"Yo no Creo en Brujas. Pero que las Hay, las Hay" - #5


Com enormes narizes, vassouras voadoras e caldeirões borbulhantes, as bruxas são assim representadas na cultura popular contemporânea. O que se sabe, é que todo mito e toda lenda, tem uma raiz histórica que se encrava na mentalidade popular de sua determinada época e, diferentemente da areia do deserto, permanece imutável. O mesmo serve para a ideia de mulheres que supostamente praticam feitiços e afins: as bruxas. Consideraremos "bruxas" todas as mulheres que tinham uma prática oposta ao contexto hegemônico medieval e da inquisição.


1. Contexto Medieval

O contexto social da bruxaria, pelo menos da forma que hoje se conhece, data do período do ocidente medieval (476-1453). Com o enrijecimento das mentalidades judaico-cristãs no Europa, após o fim dos grandes impérios clássicos, estabeleceu-se uma mentalidade anti-sexual e celibatária. Diferentemente do que se pensa, o problema da Igreja com as bruxas não estava estritamente associada diretamente à figura do Diabo, mas às práticas sexuais femininas: "com base nos trabalhos de Cohn, Kieckhefer e Peters, podemos rejeitar de modo definitivo a ideia de que as bruxas adoradoras do Diabo realmente existiram" (RICHARDS, 1993, p.94). A moral da época, dizia que as mulheres deveriam ter práticas sexuais restritas ao marido, apenas reprodutivas e considerava o prazer sexual como uma impureza carnal, afastando as mesmas da vontade divina.
Em suas motivações, a Igreja usou como provas as práticas comuns dentro de seus sabás, como as orgias, o que era, para os católicos da época, uma ideia absurda de libertinagem e merecia uma forte penitência. Segundo Richards (1993, p.83): "isto reflete diretamente o medo milenar do sexo no cristianismo, e também destaca a desconfiança e o desagrado em relação às mulheres como parte integrante da cultura medieval". Ou seja, além do estranhamento às práticas não celibatárias, o estranhamento se dava por conta da cultura misógina do período medieval.
Para a época, a mulher em si era diretamente ligada ao Diabo, como uma maldição. Delumeau, ao analisar as obras do pregador Thomas Murner, localiza o pensamento: "em primeiro lugar, ela é um 'diabo doméstico': à esposa dominadora é preciso portanto não hesitar em aplicar surras - não se diz que ela tem sete vidas? Em seguida, é comumente infiel, vaidosa, viciosa e coquete. É o chamariz de que Satã se serve para atrair o outro sexo ao inferno: tal foi durante séculos um dos temas inesgotáveis dos sermões" (DELUMEAU, 2009, p. 478). Prova-se então a outra face da ideia que se tem sobre a bruxaria: a figura feminina ligada à maldade e corrupção.
No contexto das mentalidades e crenças sobre as bruxas, pode-se dizer que a crença e o mito da bruxaria está envolto por uma questão de força coercitiva que a Igreja exercia sobre os estamentos mais baixos da sociedade. Há dados que demonstram, a partir dos escritos de dois inquisidores da Igreja Católica (Kramer e Sprenger), a culpabilidade e cumplicidade de quem não acreditava na existência das bruxas. Aqueles que não acreditavam no mesmo, eram considerados hereges (RICHARDS, 1993). Além disso, há datações que demonstram que o imaginário sobre as bruxas se concentrava necessariamente aos intelectuais e teólogos que, no entanto, se dissipou nos meios populares.

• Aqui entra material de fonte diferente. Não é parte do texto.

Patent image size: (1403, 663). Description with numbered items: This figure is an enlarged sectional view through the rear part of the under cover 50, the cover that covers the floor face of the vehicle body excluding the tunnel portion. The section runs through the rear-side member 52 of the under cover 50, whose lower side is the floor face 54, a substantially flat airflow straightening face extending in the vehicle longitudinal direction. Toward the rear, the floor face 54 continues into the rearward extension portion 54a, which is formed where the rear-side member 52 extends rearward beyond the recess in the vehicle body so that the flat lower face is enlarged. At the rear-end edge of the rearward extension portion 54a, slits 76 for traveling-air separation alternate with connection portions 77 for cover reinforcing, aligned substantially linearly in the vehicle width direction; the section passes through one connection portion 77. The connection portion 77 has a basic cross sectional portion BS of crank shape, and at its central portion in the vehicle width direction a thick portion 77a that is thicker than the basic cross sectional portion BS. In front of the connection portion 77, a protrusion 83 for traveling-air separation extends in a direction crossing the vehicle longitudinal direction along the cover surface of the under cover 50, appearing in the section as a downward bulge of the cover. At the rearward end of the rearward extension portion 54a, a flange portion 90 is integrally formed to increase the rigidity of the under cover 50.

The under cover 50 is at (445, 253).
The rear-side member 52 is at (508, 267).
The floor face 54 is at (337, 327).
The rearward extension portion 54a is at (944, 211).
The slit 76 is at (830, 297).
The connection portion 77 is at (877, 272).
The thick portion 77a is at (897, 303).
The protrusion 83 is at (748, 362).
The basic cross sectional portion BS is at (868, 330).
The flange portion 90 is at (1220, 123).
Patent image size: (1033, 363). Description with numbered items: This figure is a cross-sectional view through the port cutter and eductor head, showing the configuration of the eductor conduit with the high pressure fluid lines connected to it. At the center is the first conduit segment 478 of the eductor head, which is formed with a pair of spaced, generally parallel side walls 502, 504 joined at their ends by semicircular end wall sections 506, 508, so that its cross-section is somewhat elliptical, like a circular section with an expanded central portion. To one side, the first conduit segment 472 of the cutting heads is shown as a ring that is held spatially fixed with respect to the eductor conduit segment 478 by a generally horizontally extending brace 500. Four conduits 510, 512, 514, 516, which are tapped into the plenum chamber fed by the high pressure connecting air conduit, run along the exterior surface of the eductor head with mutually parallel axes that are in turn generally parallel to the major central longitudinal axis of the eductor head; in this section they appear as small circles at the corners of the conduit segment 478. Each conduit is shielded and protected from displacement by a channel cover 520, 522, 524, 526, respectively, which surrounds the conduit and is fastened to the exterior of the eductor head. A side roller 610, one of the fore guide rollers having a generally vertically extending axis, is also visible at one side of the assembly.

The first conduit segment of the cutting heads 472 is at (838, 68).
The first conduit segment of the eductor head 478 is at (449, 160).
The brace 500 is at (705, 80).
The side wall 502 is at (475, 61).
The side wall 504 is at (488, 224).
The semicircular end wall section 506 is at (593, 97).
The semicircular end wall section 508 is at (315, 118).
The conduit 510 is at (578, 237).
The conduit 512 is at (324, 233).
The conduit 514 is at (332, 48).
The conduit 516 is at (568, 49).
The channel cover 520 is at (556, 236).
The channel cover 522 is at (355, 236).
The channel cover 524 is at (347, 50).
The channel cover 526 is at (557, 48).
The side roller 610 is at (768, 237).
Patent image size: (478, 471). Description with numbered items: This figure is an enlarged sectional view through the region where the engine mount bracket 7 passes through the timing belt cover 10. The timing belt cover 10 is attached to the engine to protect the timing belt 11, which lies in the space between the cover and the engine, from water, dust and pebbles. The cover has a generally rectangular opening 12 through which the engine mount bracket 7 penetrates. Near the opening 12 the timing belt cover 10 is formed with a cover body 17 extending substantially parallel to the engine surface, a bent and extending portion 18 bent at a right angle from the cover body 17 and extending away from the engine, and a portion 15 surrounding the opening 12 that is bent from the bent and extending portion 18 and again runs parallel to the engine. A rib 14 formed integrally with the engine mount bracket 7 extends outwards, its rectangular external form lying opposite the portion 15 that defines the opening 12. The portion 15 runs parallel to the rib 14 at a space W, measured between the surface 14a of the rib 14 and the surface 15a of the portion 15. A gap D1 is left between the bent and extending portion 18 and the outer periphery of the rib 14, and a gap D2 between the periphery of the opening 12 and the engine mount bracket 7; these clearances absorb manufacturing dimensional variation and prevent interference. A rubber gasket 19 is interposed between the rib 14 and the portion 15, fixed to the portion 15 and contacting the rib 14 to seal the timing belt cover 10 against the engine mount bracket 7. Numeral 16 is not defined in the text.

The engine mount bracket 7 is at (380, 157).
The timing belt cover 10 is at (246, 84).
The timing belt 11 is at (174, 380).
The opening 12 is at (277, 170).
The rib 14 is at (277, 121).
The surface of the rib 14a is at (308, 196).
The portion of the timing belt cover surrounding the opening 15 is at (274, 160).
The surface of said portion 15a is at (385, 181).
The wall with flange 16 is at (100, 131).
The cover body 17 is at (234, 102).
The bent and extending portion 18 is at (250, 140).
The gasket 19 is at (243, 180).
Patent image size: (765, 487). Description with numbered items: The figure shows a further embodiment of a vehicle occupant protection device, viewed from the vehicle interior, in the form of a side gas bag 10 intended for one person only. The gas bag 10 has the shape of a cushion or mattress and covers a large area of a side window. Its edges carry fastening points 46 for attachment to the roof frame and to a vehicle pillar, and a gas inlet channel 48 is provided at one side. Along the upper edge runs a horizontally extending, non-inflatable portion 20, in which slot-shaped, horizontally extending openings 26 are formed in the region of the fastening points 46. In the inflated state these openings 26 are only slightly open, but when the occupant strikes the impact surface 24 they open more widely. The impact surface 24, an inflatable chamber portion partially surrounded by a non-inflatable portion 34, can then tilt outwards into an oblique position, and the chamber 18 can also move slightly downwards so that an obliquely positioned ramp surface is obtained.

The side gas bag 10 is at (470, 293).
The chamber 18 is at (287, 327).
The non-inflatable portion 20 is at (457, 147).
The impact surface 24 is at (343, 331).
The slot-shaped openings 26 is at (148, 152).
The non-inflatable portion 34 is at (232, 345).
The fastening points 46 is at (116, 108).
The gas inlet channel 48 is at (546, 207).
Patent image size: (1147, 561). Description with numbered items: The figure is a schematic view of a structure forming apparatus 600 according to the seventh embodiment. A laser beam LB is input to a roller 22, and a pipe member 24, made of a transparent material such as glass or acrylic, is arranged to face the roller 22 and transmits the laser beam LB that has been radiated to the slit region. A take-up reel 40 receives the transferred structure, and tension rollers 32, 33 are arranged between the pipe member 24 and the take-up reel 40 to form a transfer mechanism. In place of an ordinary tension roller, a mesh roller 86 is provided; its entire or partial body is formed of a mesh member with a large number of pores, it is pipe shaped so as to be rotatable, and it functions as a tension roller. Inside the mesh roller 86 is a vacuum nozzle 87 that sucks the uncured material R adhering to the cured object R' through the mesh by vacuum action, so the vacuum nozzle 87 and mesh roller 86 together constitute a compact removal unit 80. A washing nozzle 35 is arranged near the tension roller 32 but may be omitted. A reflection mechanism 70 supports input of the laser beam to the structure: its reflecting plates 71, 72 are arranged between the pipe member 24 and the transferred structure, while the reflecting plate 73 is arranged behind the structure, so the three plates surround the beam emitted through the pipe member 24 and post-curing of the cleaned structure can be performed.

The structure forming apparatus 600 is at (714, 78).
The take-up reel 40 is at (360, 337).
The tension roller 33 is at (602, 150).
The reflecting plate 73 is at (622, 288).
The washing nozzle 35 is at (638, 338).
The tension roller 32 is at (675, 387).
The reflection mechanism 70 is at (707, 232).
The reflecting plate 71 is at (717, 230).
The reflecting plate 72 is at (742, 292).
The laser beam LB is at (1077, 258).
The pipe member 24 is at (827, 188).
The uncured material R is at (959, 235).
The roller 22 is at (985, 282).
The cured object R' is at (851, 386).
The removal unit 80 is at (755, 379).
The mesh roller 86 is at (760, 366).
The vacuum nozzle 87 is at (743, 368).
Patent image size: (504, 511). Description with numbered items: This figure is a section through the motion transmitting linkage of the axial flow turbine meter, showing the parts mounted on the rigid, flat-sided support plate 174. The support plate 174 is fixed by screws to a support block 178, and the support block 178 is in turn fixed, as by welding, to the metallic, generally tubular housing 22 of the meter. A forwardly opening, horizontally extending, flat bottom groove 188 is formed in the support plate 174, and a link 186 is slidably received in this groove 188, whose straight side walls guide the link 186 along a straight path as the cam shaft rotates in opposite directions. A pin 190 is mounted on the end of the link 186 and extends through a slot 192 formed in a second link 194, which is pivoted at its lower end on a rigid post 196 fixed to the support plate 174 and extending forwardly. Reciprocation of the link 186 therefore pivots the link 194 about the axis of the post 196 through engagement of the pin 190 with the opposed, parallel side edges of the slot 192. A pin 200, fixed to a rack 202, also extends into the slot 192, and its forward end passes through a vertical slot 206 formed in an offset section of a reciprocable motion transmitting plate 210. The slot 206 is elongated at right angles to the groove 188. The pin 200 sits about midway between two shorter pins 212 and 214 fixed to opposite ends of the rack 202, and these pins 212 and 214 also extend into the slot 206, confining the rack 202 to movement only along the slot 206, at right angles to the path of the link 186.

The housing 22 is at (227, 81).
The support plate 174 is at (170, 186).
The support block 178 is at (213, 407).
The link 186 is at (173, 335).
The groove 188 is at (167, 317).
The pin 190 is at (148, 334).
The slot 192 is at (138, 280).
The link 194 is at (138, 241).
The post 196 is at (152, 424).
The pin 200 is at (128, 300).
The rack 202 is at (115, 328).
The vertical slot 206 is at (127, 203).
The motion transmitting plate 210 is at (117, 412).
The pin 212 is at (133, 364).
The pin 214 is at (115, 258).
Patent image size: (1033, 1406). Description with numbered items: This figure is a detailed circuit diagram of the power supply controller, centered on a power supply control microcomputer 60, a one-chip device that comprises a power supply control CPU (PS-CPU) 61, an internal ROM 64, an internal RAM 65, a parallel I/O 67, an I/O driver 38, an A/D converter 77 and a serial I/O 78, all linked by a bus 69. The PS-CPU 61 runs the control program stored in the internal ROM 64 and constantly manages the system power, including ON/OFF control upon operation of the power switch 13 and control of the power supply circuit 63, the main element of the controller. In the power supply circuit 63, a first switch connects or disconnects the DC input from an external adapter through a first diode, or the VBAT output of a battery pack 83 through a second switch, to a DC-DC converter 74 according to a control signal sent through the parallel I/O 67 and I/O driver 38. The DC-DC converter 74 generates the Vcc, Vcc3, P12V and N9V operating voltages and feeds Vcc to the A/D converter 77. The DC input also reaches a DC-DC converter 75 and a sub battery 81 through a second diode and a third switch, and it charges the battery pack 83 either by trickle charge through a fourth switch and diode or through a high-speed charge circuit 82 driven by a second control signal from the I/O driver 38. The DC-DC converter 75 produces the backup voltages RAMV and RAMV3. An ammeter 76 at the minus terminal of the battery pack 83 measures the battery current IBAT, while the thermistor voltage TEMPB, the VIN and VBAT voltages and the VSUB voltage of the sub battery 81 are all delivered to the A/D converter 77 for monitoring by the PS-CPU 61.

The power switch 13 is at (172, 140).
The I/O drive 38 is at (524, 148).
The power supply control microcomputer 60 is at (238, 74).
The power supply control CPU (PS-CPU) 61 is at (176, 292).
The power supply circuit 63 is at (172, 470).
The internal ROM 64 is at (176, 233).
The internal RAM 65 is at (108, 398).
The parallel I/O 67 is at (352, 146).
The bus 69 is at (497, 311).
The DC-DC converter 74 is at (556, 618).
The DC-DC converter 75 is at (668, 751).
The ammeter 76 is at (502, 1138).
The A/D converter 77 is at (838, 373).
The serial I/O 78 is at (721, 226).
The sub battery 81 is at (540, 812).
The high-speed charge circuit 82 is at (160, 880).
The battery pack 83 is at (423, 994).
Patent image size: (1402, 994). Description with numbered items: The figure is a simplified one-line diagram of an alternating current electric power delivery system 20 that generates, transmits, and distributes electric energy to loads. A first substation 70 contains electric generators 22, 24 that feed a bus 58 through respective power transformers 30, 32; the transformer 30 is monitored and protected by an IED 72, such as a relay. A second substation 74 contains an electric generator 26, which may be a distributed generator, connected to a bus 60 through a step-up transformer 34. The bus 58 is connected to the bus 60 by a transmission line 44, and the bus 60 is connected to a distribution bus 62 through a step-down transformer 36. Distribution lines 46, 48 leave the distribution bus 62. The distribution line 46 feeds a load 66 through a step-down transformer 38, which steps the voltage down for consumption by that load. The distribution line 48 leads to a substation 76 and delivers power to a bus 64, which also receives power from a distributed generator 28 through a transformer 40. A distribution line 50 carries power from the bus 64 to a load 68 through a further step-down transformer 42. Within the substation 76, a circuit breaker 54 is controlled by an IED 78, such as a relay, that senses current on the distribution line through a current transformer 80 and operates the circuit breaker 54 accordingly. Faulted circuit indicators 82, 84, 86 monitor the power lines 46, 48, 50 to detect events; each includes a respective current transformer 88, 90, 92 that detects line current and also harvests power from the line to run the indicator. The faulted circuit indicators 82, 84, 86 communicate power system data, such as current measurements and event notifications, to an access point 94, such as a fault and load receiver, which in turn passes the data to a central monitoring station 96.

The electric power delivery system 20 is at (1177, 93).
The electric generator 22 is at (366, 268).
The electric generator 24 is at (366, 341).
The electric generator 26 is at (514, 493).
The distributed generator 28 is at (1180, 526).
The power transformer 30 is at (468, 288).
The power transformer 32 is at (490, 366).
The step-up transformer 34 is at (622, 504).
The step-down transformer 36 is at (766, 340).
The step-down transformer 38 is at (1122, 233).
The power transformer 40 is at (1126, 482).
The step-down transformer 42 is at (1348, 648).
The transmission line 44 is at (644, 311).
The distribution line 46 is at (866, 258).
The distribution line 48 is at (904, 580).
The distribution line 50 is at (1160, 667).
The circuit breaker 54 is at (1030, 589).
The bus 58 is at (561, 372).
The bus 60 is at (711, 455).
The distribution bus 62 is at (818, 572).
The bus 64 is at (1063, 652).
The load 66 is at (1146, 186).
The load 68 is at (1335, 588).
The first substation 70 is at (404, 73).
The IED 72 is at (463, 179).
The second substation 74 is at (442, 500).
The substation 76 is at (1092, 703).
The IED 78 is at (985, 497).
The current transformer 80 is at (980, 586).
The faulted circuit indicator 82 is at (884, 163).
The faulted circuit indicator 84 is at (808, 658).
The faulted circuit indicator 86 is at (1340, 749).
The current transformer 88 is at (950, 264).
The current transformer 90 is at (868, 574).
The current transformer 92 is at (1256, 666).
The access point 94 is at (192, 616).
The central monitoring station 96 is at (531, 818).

2. No Contexto da Santa Inquisição

Cronologicamente adiante, inicia-se o período da Santa Inquisição na Europa, onde grupos como homossexuais, hereges, judeus, leprosos, prostitutas e bruxas começam a ser  fortemente perseguidos pela Igreja. Não que anteriormente não houvessem perseguições dessa natureza. No entanto, a Inquisição colaborou para a intensificação e para a piora das práticas. A perseguição contava com o apoio popular das massas, daí o peso de os medos dos intelectuais terem se proliferado para as massas. A população servia de delatora ao Santo Ofício por parte dos mesmos. Havia se tornado normal a prática de tortura e aprisionamento dos mesmos. Carlo Ginzburg em sua obra O Queijo e os Vermes descreve o processo de condenação do moleiro italiano Menocchio, julgado por heresia ao contestar dogmas da Igreja católica. "Em 5 de junho de 1599, uma das maiores autoridades da congregação, o cardeal de Santa Severina, respondeu, insistindo em que se chegasse o mais rápido possível à prisão 'daquele tal da diocese de Concórdia que negara a divindade de Cristo Senhor Nosso', 'por ser seu caso extremamente grave, desde que já havia sido condenado por heresia'" (GINZBURG, 2006, p.190-191).
Para a inquisição, haviam 'casos e casos'. Haviam crimes mais pesados que outros. Os homossexuais, por exemplo, à priori eram condenados a penitencias alimentares. Após a Inquisição, a homossexualidade foi respondida com encarceramento e execução. No caso das bruxas, o mesmo. Segundo Delumeau (2009, p.523): "tendo o medo da mulher - metade subversiva da humanidade - culminado no Ocidente no começo da Idade Moderna, entre os teólogos e os juízes, nada de espantoso se a caça às feiticeiras ganhou então uma violência atordoante". Sempre relacionada com a figura feminina.

3. Considerações

Como vimos, a figura feminina em si era uma figura negativa às imagens da época. Portanto, o processo de associação ao que popularmente conhecemos como bruxa se resulta de séculos de um desenvolvimento focado em um tratamento de inferiorização da mulher e de suas ações. Ao tempo que Joana D'Arc era uma grande guerreira e mulher e, justamente por tais feitos foi condenada à fogueira por bruxaria. Diferentemente do que se pensa hoje em dia, que a figura da bruxa está ligada à figura do maligno e de coisas de natureza maleficente, mais se pode dizer que está associada a uma forma de opressão e deturpação da imagem feminina autônoma, desenvolvida intelectualmente e fisicamente.
As relações de poder podem ser, historicamente, construídas numa relação de teia, onde não somente o poder concentrado nas mãos de uma autoridade interfere na vida do indivíduo, mas todo o ambiente e esferas sociais que estão a sua própria volta.

4. Referências

DELUMEAU, Jean. História do Medo no Ocidente 1300-1800. São Paulo: Companhia das Letras, 2009;
FOUCAULT, Michel. Sexualidad y Política. Buenos Aires: El Cuenco de Plata, 2016;
GINZBURG, Carlo. O Queijo e os Vermes. São Paulo: Companhia das Letras, 2006;
RICHARDS, Jeffrey. Sexo, Desvio e Danação: As Minorias na Idade Média. Rio de Janeiro: Zahar, 1993.